Overview
This node classifies input text into one or more predefined categories using a connected AI language model. It is useful for scenarios where you want to automatically tag, label, or organize textual data based on its content. For example, it can be used to categorize customer feedback into topics like "Product Quality," "Shipping," or "Customer Service," or to classify support tickets by issue type.
The node sends the input text along with category information to an AI model, which returns a JSON indicating which categories apply. It supports both single-label classification (only one category true) and multi-label classification (multiple categories can be true). It also handles cases where no category matches by either discarding the item or routing it to a special "Other" output branch.
Properties
| Name | Meaning |
|---|---|
| Text to Classify v1 | The text string to classify. Can be static text or an expression referencing previous node data. |
| Categories v1 | A list of categories to classify the text into. Each category has: • Category: The category name (string). • Description: Optional description to clarify the category's meaning. |
| Options v1 | Collection of options: • Allow Multiple Classes To Be True: Boolean flag to allow multiple categories to be true simultaneously (multi-label classification). • When No Clear Match: What to do if none of the categories match exactly: – Discard Item: Ignore and drop from output. – Output on Extra, 'Other' Branch: Route to a separate "Other" output. • System Prompt Template: Custom prompt template string sent to the AI model, with placeholders for categories and formatting instructions. • Enable Auto-Fixing: Whether to enable automatic fixing of broken AI outputs by triggering an additional call to the AI model. |
Output
The node outputs one or more branches corresponding to the categories defined plus optionally an "Other" branch if fallback is set to output unmatched items separately.

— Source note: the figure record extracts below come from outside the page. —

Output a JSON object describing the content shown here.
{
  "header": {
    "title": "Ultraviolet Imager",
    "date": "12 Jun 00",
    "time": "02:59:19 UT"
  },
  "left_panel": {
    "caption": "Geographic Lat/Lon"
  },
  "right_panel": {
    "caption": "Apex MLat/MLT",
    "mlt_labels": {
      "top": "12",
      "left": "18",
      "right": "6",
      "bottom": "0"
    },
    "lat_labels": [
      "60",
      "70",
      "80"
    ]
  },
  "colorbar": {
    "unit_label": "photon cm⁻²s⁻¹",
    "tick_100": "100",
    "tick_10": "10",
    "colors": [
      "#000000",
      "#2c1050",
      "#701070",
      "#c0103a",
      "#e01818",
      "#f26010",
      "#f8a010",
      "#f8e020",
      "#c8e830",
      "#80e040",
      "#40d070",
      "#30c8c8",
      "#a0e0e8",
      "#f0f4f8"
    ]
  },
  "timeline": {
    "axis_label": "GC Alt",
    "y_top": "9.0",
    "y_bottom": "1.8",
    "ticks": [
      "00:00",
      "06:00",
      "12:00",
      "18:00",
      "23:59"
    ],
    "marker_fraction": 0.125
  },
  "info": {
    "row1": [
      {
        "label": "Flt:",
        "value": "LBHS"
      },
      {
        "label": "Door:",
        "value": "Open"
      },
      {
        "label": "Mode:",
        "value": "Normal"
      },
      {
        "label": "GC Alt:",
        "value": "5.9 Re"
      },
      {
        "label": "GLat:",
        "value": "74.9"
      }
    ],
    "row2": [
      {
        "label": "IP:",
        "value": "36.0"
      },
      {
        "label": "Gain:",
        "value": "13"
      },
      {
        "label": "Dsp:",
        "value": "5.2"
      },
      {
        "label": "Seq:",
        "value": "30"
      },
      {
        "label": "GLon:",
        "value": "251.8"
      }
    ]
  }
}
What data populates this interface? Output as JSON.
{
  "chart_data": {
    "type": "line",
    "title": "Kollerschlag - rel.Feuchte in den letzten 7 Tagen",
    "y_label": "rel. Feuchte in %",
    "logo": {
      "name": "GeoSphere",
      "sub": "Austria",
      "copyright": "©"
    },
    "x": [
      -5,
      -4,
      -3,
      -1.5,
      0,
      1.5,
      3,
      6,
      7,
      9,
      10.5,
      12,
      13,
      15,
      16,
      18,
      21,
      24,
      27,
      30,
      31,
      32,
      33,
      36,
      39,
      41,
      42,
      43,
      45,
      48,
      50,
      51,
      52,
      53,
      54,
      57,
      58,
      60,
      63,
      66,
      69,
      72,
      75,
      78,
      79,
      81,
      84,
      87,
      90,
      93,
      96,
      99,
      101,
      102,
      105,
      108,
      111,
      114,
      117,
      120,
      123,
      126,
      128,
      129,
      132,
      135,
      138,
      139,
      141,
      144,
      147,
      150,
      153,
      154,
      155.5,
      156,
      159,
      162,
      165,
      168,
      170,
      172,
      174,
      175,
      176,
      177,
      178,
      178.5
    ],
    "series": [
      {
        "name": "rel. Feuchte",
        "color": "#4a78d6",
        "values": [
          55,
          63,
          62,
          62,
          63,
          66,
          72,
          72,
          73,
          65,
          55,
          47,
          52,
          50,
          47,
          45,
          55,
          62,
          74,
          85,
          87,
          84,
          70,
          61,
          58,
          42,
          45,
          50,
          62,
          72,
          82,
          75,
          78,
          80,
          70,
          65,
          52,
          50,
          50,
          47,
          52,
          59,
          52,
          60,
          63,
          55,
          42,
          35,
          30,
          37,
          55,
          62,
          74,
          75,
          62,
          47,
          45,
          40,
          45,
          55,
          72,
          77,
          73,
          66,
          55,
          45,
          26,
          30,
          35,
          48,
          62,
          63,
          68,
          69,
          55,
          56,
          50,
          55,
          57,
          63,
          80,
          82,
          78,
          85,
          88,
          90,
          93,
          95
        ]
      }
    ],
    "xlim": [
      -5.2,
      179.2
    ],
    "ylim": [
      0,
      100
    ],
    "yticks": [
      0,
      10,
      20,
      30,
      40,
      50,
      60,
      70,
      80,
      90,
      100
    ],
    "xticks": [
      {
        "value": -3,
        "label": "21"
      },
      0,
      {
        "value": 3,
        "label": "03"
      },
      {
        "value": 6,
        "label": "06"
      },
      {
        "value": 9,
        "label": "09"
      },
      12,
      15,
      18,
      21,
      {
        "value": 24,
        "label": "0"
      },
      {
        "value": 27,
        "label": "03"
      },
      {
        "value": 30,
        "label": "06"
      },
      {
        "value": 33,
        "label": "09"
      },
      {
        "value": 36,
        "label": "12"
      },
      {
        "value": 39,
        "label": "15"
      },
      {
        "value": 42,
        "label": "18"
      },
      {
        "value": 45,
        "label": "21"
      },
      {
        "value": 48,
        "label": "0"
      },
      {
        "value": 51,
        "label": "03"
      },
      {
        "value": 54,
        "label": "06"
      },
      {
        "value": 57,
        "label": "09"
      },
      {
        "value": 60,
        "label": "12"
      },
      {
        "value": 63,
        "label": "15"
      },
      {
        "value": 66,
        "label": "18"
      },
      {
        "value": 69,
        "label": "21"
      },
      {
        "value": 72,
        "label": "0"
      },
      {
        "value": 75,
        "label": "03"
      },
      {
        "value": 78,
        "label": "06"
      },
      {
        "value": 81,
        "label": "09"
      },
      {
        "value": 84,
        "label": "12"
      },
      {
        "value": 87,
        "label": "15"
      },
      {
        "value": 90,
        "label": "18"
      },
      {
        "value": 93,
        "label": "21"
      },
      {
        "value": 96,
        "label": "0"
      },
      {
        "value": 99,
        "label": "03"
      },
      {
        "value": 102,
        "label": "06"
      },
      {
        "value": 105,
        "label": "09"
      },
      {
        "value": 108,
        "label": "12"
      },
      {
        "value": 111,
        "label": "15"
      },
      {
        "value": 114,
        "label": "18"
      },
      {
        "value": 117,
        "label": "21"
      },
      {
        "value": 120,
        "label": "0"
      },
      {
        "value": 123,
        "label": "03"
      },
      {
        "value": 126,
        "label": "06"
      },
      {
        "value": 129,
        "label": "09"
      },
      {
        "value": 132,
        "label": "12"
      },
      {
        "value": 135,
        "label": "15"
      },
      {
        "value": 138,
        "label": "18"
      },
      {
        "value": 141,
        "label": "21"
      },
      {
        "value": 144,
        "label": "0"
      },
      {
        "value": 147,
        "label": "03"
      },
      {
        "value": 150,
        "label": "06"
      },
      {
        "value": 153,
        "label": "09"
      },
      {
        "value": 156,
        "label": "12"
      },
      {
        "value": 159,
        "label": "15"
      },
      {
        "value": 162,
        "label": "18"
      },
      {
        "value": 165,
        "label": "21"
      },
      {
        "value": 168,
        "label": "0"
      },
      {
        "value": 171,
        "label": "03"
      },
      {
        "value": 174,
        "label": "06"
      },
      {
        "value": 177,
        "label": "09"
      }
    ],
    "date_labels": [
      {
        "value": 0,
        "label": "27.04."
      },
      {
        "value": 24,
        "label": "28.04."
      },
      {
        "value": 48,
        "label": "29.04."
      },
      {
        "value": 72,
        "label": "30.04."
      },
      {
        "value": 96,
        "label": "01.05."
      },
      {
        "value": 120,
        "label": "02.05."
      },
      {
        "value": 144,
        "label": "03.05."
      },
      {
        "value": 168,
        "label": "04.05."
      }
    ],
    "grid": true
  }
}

- Each output branch contains items classified as belonging to that category.
- The JSON output for each item is a boolean map indicating which categories are true for that item. For example:
{
"CategoryA": true,
"CategoryB": false,
"fallback": false
}
- If multi-class is disabled, only one category will be true per item.
- If fallback is enabled as "other," items not matching any category appear in the "Other" output branch.
- If fallback is "discard," unmatched items are dropped from all outputs.
- If an error occurs during classification and "Continue On Fail" is enabled, the error message is included in the JSON output of the first output branch.
No binary data output is produced by this node.
Dependencies
- Requires connection to an AI language model node as input, which provides the language model used for classification.
- Uses LangChain libraries internally for prompt templating, message handling, and output parsing.
- No external API keys or credentials are managed directly by this node; authentication depends on the connected AI language model node.
Troubleshooting
Error: "At least one category must be defined"
This error occurs if no categories are provided. Ensure you add at least one category under "Categories v1."Classification errors or unexpected output format
If the AI model returns output that cannot be parsed, enabling "Enable Auto-Fixing" may help by triggering a retry with output correction.Items missing from output
Check the "When No Clear Match" option. If set to "Discard Item," unmatched items will not appear in any output branch.Multiple categories true when not expected
Verify the "Allow Multiple Classes To Be True" option. If false, only one category should be true per item.Errors during AI invocation
If the node fails due to AI model errors and "Continue On Fail" is off, the workflow will stop. Enable "Continue On Fail" to capture errors per item instead.